What's loose? I have our safety bag, sitting between my legs at all times. If ejected, it floats. Our water bottles are loose; usually six plastic behemoth-sized ones in the front and another one in the back with me. Depending on the situation, a small sunscreen bottle and my sunglasses are somewhere around my feet, or close to the seat.
Pastel-colored roofs. Passing the coast of Jejudo, what is ubiquitous is the brightly colored roofs in pastel colors of orange, blue, brown, and sometimes green. Why is this? It is enlightening to find something unique about Korean (Jeju) architecture, but even when it is semi-unique, it is all the same. There are more than three or four colors in a box of crayons.
Haevichi Resort in the distance. I had been eyeing this the entire day. Finally, it arrived.
Swamp thing. I think Sherrin was wearing gloves at this point. Not only does she look amphibious, the fact we went through muck makes it even more plausible I photographed a swamp creature.
What happens if the kayak capsizes? Good question. Almost everything is tied to the boat. Just like a whitewater raft, the person will likely be extremely close to the kayak and the safety bag if out. Find the safety bag (if not already hanging on to it) and hold on to the kayak. Assess the water, turn over the kayak, and crawl back in either from the back or the side. If one oar is missing or not around, there is a spare safety oar tied to the side. Anything can happen. With Sherrin already in the water, she can provide two more hands to settle everything back to normal.
What's more dangerous, swimming and kayaking around Jeju or driving Jeju roads? Driving, without a doubt. On my scooter ride home, I saw a nasty bicycle accident. A car sideswiped a bicycle rider heading east on 1132 in the single lane past Jocheon toward Hamdeok. I stopped, but there were seven others around aiding the situation and the numerous gawkers. The victim had a bloody head. Driving in Korea, especially Jeju, is not worth the risk.
Camping on hiatus. I have officially camped two nights. Once the next rest day or two strikes, I will be up for it after. In the meantime, I have been scootering back and forth to Samyang for blogging, uploading pictures, showering, and sleeping. Endless e-mails!
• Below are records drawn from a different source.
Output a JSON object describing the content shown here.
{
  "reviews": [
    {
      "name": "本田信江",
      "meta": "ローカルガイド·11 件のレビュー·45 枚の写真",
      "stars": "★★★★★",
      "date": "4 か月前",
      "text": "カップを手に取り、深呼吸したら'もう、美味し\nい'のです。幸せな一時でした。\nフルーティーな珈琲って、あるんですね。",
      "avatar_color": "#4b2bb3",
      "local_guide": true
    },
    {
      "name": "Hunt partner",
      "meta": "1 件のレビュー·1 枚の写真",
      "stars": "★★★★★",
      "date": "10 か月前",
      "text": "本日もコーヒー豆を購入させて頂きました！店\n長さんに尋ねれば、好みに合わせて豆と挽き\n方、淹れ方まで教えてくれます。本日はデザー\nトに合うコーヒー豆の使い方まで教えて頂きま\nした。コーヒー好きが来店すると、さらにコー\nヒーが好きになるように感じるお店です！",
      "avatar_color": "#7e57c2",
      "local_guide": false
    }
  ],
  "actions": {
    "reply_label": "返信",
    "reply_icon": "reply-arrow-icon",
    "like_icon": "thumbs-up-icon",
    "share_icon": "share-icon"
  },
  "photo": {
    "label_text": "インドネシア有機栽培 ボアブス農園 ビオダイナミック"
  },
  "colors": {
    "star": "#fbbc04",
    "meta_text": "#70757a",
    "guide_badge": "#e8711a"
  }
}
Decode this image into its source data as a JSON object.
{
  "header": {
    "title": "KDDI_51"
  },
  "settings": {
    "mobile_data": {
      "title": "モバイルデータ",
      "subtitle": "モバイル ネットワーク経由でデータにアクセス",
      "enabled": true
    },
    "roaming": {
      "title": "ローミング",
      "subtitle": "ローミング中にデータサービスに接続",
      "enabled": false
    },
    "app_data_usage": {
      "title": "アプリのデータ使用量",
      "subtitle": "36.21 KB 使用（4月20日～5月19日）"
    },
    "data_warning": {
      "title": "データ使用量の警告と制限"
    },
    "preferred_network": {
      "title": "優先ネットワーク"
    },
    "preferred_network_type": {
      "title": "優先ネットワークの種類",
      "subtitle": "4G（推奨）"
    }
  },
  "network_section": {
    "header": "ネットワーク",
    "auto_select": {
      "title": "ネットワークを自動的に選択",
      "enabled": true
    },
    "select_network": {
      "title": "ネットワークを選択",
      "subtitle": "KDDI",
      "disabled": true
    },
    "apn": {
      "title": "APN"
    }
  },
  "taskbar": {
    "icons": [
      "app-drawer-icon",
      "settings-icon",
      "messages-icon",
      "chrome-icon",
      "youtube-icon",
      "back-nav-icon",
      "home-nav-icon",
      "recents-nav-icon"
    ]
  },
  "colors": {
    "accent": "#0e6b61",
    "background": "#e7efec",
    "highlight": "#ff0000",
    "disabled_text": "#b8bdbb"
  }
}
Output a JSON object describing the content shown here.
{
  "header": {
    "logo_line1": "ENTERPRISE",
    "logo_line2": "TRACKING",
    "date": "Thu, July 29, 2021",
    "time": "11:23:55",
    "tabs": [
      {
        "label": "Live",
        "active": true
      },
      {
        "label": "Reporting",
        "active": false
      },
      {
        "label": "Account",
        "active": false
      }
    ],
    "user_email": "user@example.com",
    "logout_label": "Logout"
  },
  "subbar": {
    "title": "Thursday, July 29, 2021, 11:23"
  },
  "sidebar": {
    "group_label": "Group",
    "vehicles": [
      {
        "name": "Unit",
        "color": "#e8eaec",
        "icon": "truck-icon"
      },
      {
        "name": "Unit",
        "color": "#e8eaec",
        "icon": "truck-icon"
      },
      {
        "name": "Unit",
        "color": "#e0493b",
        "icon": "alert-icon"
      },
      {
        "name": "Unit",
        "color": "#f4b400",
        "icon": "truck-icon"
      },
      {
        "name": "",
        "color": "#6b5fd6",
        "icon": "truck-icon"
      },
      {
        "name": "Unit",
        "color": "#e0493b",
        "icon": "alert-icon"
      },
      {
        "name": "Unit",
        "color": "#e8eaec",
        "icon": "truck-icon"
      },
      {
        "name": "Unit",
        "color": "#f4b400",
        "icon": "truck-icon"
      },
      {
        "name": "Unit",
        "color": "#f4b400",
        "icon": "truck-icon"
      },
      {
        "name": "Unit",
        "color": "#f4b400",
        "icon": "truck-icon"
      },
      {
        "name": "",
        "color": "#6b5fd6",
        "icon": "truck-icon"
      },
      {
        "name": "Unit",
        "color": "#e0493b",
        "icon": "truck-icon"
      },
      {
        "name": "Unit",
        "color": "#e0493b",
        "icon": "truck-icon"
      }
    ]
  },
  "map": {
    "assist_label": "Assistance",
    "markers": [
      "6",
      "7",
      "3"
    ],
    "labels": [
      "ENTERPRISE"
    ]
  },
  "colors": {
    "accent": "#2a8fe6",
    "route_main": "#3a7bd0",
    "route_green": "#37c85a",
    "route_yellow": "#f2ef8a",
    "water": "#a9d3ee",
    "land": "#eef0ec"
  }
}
Steve, sit down. These words, Sherrin said while taking a recent break. I have heard this phrase in various forms, a few times from different people. I sit six hours in a kayak. It's nice to stand and be relaxed.
A welcomed landing at Pyoseon. From right, Sung-mi (cell phone), who is making a film for The World Environment and Peace Summer School; Young-lim (sun hat), who is making a Korean documentary about our excursion; Justin (no shirt), who is making an English documentary, and Justin's girlfriend, Tara, in the background all made us feel better after a grinding day.